Aging: Rock N Roll’s Newest Subject?

I’m not sure I agree with the premise (pop musicians from the 1960s — including Leonard Cohen, pictured — have been doing Geezer Rock for at least a decade, when the first Boomer found his first grey hair) but here’s the Independent article anyway: ‘”Hope I die before I get old,” Roger Daltrey declared in The Who’s 1965 song “My Generation”. Pete Townshend, then 20, wrote the words in the voice of a speed-gulping mod, a raging adolescent foreseeing no future.
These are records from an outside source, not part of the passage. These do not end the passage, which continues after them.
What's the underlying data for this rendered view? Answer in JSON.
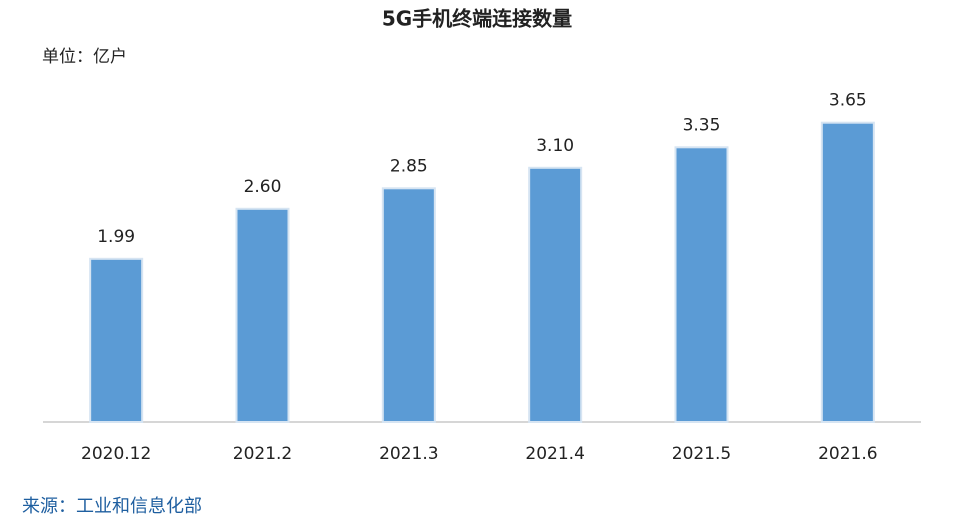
{
  "chart_data": {
    "type": "bar",
    "title": "5G手机终端连接数量",
    "unit": "单位：亿户",
    "source": "来源：工业和信息化部",
    "categories": [
      "2020.12",
      "2021.2",
      "2021.3",
      "2021.4",
      "2021.5",
      "2021.6"
    ],
    "values": [
      1.99,
      2.6,
      2.85,
      3.1,
      3.35,
      3.65
    ],
    "value_labels": [
      "1.99",
      "2.60",
      "2.85",
      "3.10",
      "3.35",
      "3.65"
    ],
    "color": "#5b9bd5"
  }
}
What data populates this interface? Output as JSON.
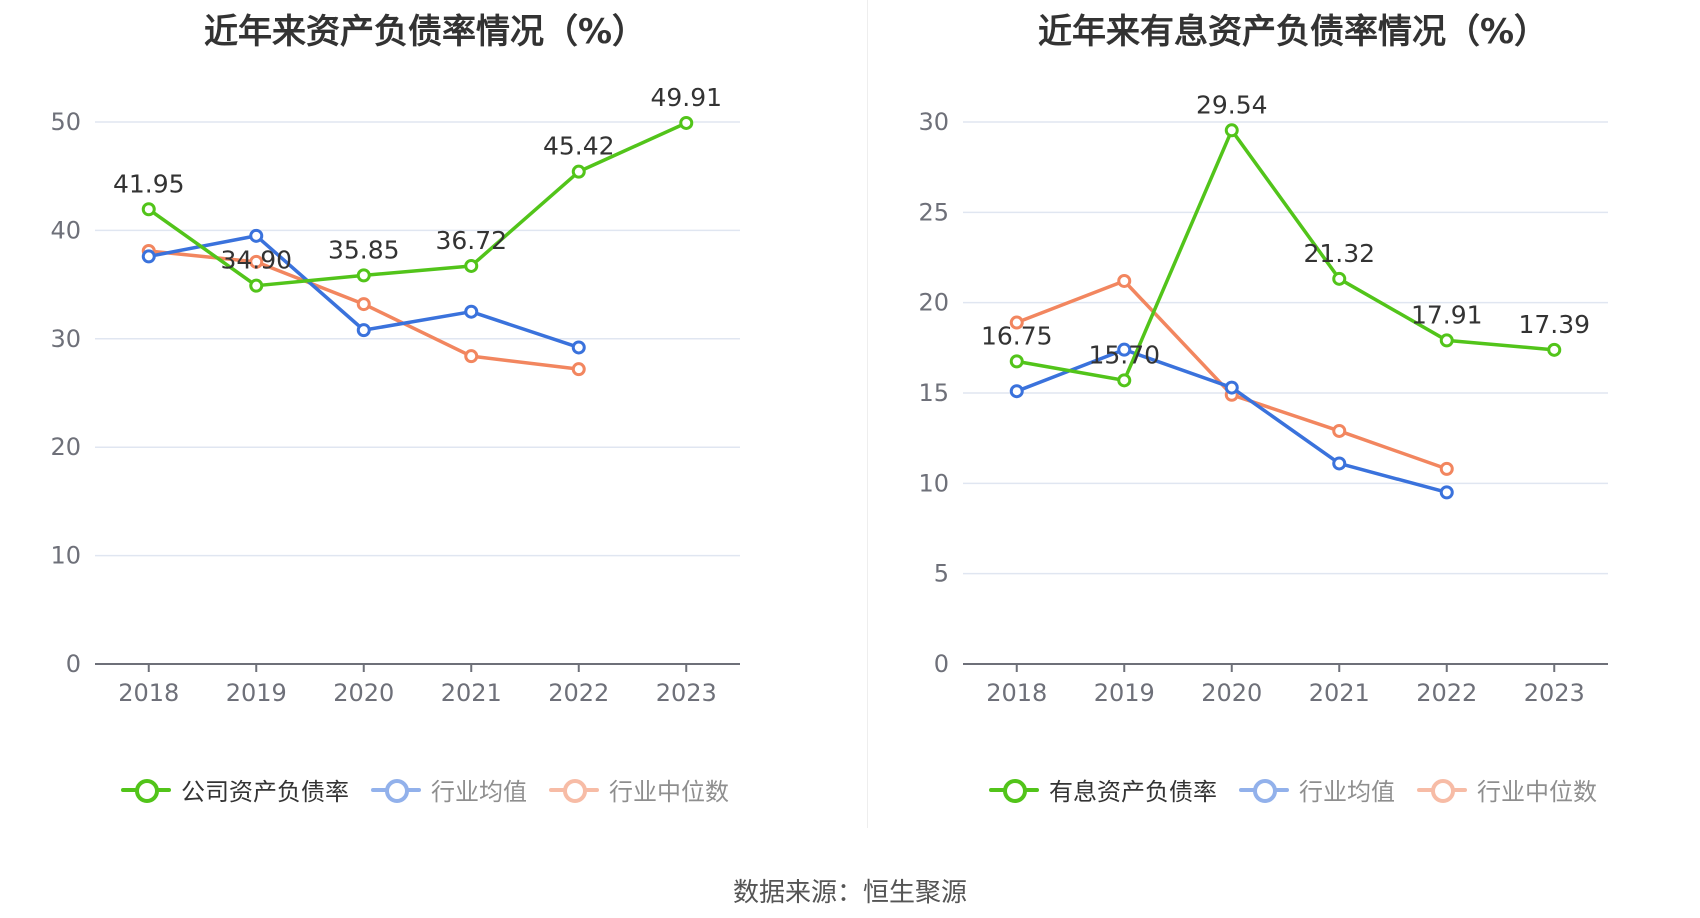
{
  "colors": {
    "company": "#52c41a",
    "avg": "#3a72dc",
    "median": "#f2865f",
    "grid": "#e0e6f1",
    "axis": "#6e7079",
    "text": "#333333"
  },
  "chart_data": [
    {
      "type": "line",
      "title": "近年来资产负债率情况（%）",
      "categories": [
        "2018",
        "2019",
        "2020",
        "2021",
        "2022",
        "2023"
      ],
      "ylim": [
        0,
        50
      ],
      "yticks": [
        0,
        10,
        20,
        30,
        40,
        50
      ],
      "grid": true,
      "legend_position": "bottom",
      "series": [
        {
          "name": "公司资产负债率",
          "color": "company",
          "values": [
            41.95,
            34.9,
            35.85,
            36.72,
            45.42,
            49.91
          ],
          "labels": [
            "41.95",
            "34.90",
            "35.85",
            "36.72",
            "45.42",
            "49.91"
          ]
        },
        {
          "name": "行业均值",
          "color": "avg",
          "values": [
            37.6,
            39.5,
            30.8,
            32.5,
            29.2,
            null
          ]
        },
        {
          "name": "行业中位数",
          "color": "median",
          "values": [
            38.1,
            37.1,
            33.2,
            28.4,
            27.2,
            null
          ]
        }
      ]
    },
    {
      "type": "line",
      "title": "近年来有息资产负债率情况（%）",
      "categories": [
        "2018",
        "2019",
        "2020",
        "2021",
        "2022",
        "2023"
      ],
      "ylim": [
        0,
        30
      ],
      "yticks": [
        0,
        5,
        10,
        15,
        20,
        25,
        30
      ],
      "grid": true,
      "legend_position": "bottom",
      "series": [
        {
          "name": "有息资产负债率",
          "color": "company",
          "values": [
            16.75,
            15.7,
            29.54,
            21.32,
            17.91,
            17.39
          ],
          "labels": [
            "16.75",
            "15.70",
            "29.54",
            "21.32",
            "17.91",
            "17.39"
          ]
        },
        {
          "name": "行业均值",
          "color": "avg",
          "values": [
            15.1,
            17.4,
            15.3,
            11.1,
            9.5,
            null
          ]
        },
        {
          "name": "行业中位数",
          "color": "median",
          "values": [
            18.9,
            21.2,
            14.9,
            12.9,
            10.8,
            null
          ]
        }
      ]
    }
  ],
  "source": "数据来源：恒生聚源"
}
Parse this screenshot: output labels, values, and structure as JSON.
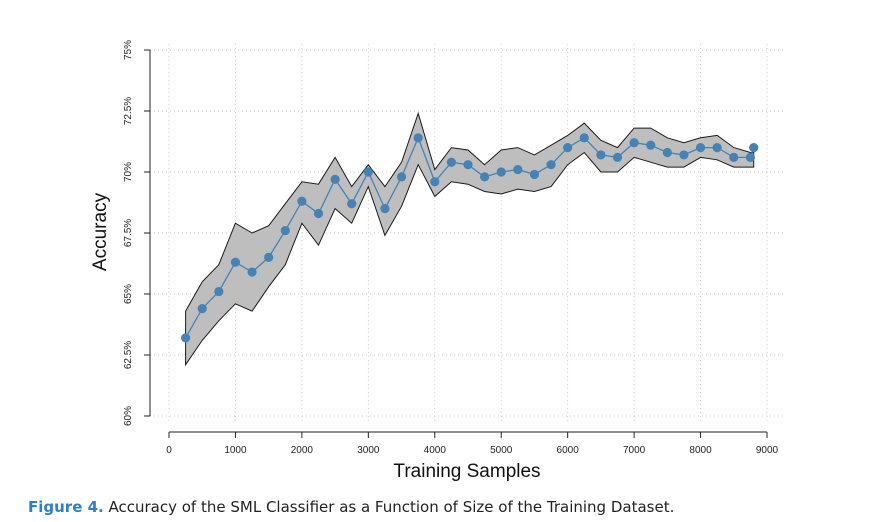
{
  "chart_data": {
    "type": "line",
    "title": "",
    "xlabel": "Training Samples",
    "ylabel": "Accuracy",
    "xlim": [
      0,
      9000
    ],
    "ylim": [
      60,
      75
    ],
    "x_ticks": [
      0,
      1000,
      2000,
      3000,
      4000,
      5000,
      6000,
      7000,
      8000,
      9000
    ],
    "x_tick_labels": [
      "0",
      "1000",
      "2000",
      "3000",
      "4000",
      "5000",
      "6000",
      "7000",
      "8000",
      "9000"
    ],
    "y_ticks": [
      60,
      62.5,
      65,
      67.5,
      70,
      72.5,
      75
    ],
    "y_tick_labels": [
      "60%",
      "62.5%",
      "65%",
      "67.5%",
      "70%",
      "72.5%",
      "75%"
    ],
    "grid": true,
    "series": [
      {
        "x": [
          250,
          500,
          750,
          1000,
          1250,
          1500,
          1750,
          2000,
          2250,
          2500,
          2750,
          3000,
          3250,
          3500,
          3750,
          4000,
          4250,
          4500,
          4750,
          5000,
          5250,
          5500,
          5750,
          6000,
          6250,
          6500,
          6750,
          7000,
          7250,
          7500,
          7750,
          8000,
          8250,
          8500,
          8750,
          8800
        ],
        "values": [
          63.2,
          64.4,
          65.1,
          66.3,
          65.9,
          66.5,
          67.6,
          68.8,
          68.3,
          69.7,
          68.7,
          70.0,
          68.5,
          69.8,
          71.4,
          69.6,
          70.4,
          70.3,
          69.8,
          70.0,
          70.1,
          69.9,
          70.3,
          71.0,
          71.4,
          70.7,
          70.6,
          71.2,
          71.1,
          70.8,
          70.7,
          71.0,
          71.0,
          70.6,
          70.6,
          71.0
        ],
        "upper": [
          64.3,
          65.5,
          66.2,
          67.9,
          67.5,
          67.8,
          68.7,
          69.6,
          69.5,
          70.6,
          69.4,
          70.3,
          69.4,
          70.4,
          72.4,
          70.1,
          71.0,
          70.9,
          70.3,
          70.9,
          71.0,
          70.7,
          71.1,
          71.5,
          72.0,
          71.3,
          71.0,
          71.8,
          71.8,
          71.4,
          71.2,
          71.4,
          71.5,
          71.0,
          70.8,
          70.8
        ],
        "lower": [
          62.1,
          63.1,
          63.9,
          64.6,
          64.3,
          65.3,
          66.2,
          67.9,
          67.0,
          68.5,
          67.9,
          69.4,
          67.4,
          68.6,
          70.3,
          69.0,
          69.6,
          69.5,
          69.2,
          69.1,
          69.3,
          69.2,
          69.4,
          70.3,
          70.8,
          70.0,
          70.0,
          70.6,
          70.4,
          70.2,
          70.2,
          70.6,
          70.5,
          70.2,
          70.2,
          70.2
        ],
        "line_color": "#4682b4",
        "band_color": "#bebebe"
      }
    ]
  },
  "caption": {
    "label": "Figure 4.",
    "text": " Accuracy of the SML Classifier as a Function of Size of the Training Dataset."
  }
}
He was keeping faith with the 1950s rock youthquake, and anticipating the hippies who trusted no one over 30. Many of rock’s heroes, from Janis Joplin to Amy Winehouse, obligingly died at 27. In 2012, one of Townshend’s contemporaries, 63-year-old Peter Hammill, is by contrast singing this, on his remarkable new song “All the Tiredness”: “All the tiredness that you’ve held in waiting, in abeyance, now comes rushing in… Though I made it through the shows, something got left behind, a debt I owe.” The Van der Graaf Generator vocalist lists the inescapable exhaustion that hits the body in its sixties. This is rock’s new subject, as the elixir of youth it promised fails, and its makers and listeners face decrepitude and death. When you don’t die before you get old, Hammill has survived to say, this is how it feels.’